Dear Ja Rule….
Honestly, WTF Bro!?
This was our initial response when the now famous Fyre Festival fallout began filling up our social media feeds.
It really is an almost unbelievable tale of manipulation and mistrust, spawned by irresponsible and possibly knowing mismanagement of investment funding. A right royal p*$stake if you will. But this tale has been widely told so there really isn’t much point going into the details here of what has happened and the various take’s on why. Instead we should take a moment to look at what might this mean for the industry moving forward. What can we learn from this? How do we reassure and retain the trust of our event goers and festival revellers who may be looking at this and thinking "How can such well known names get this so wrong? Who can be trusted?".
Firstly, a major focus for the lawsuit that Fyre Media are now facing is advertising misconduct. Going against the FTC guidelines on influencer marketing and paid posts at such an overt and epic level has given the US regulatory body the most heavily loaded gun to now go after brands that violate and bend the rules in this increasingly important space for marketing. Not only will this be held up as reason for going harder against this channel of communications to protect the American people, it will be used to influence wider global regulation, inevitably making it an even tighter landscape to achieve authentic, relevant and credible visibility for our client brands, products and content.
Let’s be honest, the very same influencer strategy is used wide and far and it is only because of the epic failure to deliver the goods that such scrutiny is being placed on this specific story. It really isn’t an issue of Influencer Marketing strategy, but a warning shot for aspiring entrepreneurs in the events and festival landscape.
When it specifically comes to events, the Urban Nerds view is that there is a distinct line between driving awareness and delivering a call to action. Both can be handled distinctly differently. The latter should be role of contracted promotional partners, artists and talent involved with the event.
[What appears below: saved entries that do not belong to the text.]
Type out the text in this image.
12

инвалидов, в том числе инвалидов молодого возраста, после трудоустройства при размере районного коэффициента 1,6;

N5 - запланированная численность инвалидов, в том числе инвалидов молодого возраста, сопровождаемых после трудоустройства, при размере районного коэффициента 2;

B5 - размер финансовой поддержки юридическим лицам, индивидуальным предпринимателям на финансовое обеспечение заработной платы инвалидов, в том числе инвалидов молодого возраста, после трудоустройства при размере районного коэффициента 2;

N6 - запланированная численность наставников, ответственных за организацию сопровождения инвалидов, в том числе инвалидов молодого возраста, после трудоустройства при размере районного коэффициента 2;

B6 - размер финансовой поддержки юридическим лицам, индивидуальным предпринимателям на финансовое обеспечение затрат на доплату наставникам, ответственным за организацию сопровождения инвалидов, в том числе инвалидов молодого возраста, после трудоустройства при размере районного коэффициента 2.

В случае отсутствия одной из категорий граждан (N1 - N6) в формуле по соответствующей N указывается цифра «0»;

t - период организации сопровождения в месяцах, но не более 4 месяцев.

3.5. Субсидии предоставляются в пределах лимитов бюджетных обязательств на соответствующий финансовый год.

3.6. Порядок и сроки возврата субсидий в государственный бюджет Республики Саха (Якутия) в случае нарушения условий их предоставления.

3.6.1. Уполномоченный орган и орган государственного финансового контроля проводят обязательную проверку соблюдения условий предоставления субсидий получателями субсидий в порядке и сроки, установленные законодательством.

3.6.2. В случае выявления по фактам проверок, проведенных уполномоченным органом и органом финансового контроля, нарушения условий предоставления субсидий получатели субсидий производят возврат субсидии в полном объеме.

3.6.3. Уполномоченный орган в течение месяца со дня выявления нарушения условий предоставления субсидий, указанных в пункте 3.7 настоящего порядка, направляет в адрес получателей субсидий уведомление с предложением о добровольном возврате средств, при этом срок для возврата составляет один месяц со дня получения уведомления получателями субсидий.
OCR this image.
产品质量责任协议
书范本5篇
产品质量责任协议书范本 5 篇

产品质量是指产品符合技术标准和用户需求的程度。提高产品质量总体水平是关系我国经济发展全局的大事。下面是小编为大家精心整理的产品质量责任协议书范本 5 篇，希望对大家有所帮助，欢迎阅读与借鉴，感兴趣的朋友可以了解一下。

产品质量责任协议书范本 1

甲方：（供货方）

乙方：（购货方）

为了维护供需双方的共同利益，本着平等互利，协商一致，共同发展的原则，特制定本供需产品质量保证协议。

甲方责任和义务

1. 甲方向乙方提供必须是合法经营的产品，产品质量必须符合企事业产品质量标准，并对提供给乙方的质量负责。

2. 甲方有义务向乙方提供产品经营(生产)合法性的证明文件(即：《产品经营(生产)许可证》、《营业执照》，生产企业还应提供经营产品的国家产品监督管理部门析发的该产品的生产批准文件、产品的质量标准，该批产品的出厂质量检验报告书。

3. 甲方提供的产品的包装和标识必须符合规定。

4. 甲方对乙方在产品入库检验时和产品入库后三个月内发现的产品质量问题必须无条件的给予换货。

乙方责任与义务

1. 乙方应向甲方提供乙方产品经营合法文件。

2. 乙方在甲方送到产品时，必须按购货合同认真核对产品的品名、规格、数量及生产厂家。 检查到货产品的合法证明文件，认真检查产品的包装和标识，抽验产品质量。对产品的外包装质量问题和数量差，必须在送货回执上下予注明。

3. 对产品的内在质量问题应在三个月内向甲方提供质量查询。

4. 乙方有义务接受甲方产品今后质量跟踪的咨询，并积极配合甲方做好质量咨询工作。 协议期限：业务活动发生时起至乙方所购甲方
The former, in our experience is naturally occuring amongst the consumer as they actively take to social in rallying up friends, celebrating ticket purchase and of course the barrage of social updates that flow from such experiences.
There exist a number of grey areas in social media promotion and endorsement, and while trust from the consumer is key our stance is that solid planning, tight contracting and continued engagement with both the consumer and the contracted partners is a must for there to be solid trust and ultimately understanding should a genuine, unforeseen disruption to delivery occur.
Ultimately none of the above can truly safeguard and ensure the delivery of an expected experience, but hopefully the more consumer minded professionals amongst us will be incorporating wider themes from consumer culture such as transparency and honesty in order to carry your target consumer on a genuinely insightful journey from inspiration, to purchase and physical experience and forward sharing and social endorsement.
Lastly, Mr. Rule, what a shambles mate, best if you leave this Fyre extinguished.